A MOTHER is preparing for her first Christmas since her teenage son went missing more than eight months ago.
Stella Harding last saw her son Owen as he left the house to go for a walk on March 26, just three days after Boris Johnson announced the first national coronavirus lockdown.
Despite huge community search efforts and missing persons appeals which have been shared thousands of times across the country, there have been no sightings since. Owen was 16 at the time he went missing.
“Me and my six-year-old daughter set up the tree last week,” the mum-of-two said. “One of the decorations says Owen on it.
“Usually, me and Owen bring the tree in together. We would have a little argument over where was the best place to put it. There would be needles everywhere.
“I thought it was going to be a devastating experience. Putting the lights and the tinsel up I had this gutted feeling because Owen’s not here. But we did it.
“Owen was an adventurous young lad who lived life to the full. He is gone, but we need to keep living and honour him.
“We need to talk about him and keep his spirit alive.
“Even when something like this is hard, I’m still going to do it for Owen, and for my daughter.”
Owen went missing on March 26, three days after Prime Minister Boris Johnson urged people to stay at home as much as possible, and meeting with others from different households was prohibited in an attempt to stop the spread of coronavirus.
“It was a really difficult week,” Stella said.
“Looking back, I was quite stressed, more about lockdown than about the virus.
“I’m a single parent. How do you get support if you need it if you can’t meet anybody?
“I have quite a community of friends in Brighton. We have always been there for each other.
“Suddenly that’s not allowed.”
Stella, 43, said Owen was also struggling with the new measures, being unable to see his friends or visit his girlfriend in York.
“He said he wanted to go up north to see her,” Stella said.
- READ MORE: Fears rates of missing people could rise to new high over Christmas due to pressures of lockdown
“I said no, it seemed like the right thing to say.

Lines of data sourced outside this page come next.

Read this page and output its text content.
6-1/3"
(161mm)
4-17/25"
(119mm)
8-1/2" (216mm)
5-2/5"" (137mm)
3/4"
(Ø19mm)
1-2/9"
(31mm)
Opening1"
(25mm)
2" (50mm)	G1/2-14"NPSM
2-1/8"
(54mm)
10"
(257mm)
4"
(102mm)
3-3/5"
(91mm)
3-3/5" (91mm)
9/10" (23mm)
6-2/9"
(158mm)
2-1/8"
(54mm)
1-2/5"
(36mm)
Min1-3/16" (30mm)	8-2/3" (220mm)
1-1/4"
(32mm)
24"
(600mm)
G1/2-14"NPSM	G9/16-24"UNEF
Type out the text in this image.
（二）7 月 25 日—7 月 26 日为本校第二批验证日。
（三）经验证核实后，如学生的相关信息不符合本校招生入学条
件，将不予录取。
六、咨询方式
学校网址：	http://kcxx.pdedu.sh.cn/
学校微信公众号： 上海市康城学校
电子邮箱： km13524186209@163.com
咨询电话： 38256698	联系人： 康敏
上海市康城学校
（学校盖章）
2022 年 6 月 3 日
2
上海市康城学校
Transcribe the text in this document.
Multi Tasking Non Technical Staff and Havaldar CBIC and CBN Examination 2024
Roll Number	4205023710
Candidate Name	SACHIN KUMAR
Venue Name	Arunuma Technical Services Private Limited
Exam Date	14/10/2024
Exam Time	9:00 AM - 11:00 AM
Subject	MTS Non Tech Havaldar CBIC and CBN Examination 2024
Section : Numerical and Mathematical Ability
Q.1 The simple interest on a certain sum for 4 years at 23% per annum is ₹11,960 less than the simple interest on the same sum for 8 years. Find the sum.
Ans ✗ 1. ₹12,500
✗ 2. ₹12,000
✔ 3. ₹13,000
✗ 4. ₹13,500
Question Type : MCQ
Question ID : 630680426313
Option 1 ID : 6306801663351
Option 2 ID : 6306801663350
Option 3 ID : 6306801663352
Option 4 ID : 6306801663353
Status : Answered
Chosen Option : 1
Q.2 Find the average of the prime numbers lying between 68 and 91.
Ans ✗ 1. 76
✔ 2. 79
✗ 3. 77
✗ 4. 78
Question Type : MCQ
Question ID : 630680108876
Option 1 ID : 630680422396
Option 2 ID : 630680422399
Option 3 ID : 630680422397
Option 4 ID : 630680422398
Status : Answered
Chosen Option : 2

He went for a walk and never came back.”
A huge community effort was launched in Saltdean, with widely-shared online appeals for his whereabouts seen by thousands on social media and missing persons posters plastered across Brighton and Hove.
A former police officer living nearby also organised socially distanced searches of the undercliff, the South Downs, Telscombe Tye, along the A259 seafront road and other parts of the area.
“That was beautiful,” Stella said. “Seeing human kindness like that.”
But, despite this major effort, nothing was found.
After Owen had been missing for two weeks, Stella said she received a visit from a police inspector.
“He said they had nothing else to go on, no other leads,” she said.
“They were never going to close the investigation.
“But when a teenager or young adult goes missing they are not high risk in the same way as a young child.
“They are either deceased or they are keeping themselves alive and don’t want to be found.
“The police and all of us found it hard to believe it would be the second one.
“But then, is he dead? It’s an obvious answer, but it’s harrowing.
“We don’t want to think that.
“It’s a horrible limbo, but that’s the curse of having a person missing. You never know if they are alive or dead.
“All of us who know and love Owen hope that he will turn up.”
Though that hope remains, swimming teacher Stella said she had “encountered grief”.
“Grieving that he is not here,” Stella said. “Christmas is coming up, the first without him. It’s raw.
“I swim in the sea every day, which is very helpful.
“Grief is not linear, it’s like a wave.
“Some days I float and I’m at peace with it, other days a wave comes and hits you from behind, dragging you down to the sea floor.”
Bosses at charity organisation Missing People have voiced concerns that the "the experience of lockdown" could result in an all-time high in the numbers of missing people.
Chief executive Jo Youle said: "Mental health and money problems are a key driver for people to go missing.
"This year the financial and societal impacts of the Covid-19 pandemic are likely to lead to a significant increase in the numbers of people going missing, and feeling suicidal, perhaps at a scale not seen before."
With gatherings now limited to three households over the Christmas period, Stella urged people to think of others.
“Lockdown goes against human nature,” she said.
“We are a community and we need each other, social contact and seeing other people.
“Everyone is suffering without that.
"Cancer treatment, social deprivation, mental health, abusive relationships. If we have this tunnel-vision approach to fighting coronavirus, we missing all these other things.
“It is so important that people reach out and support each other at this time.”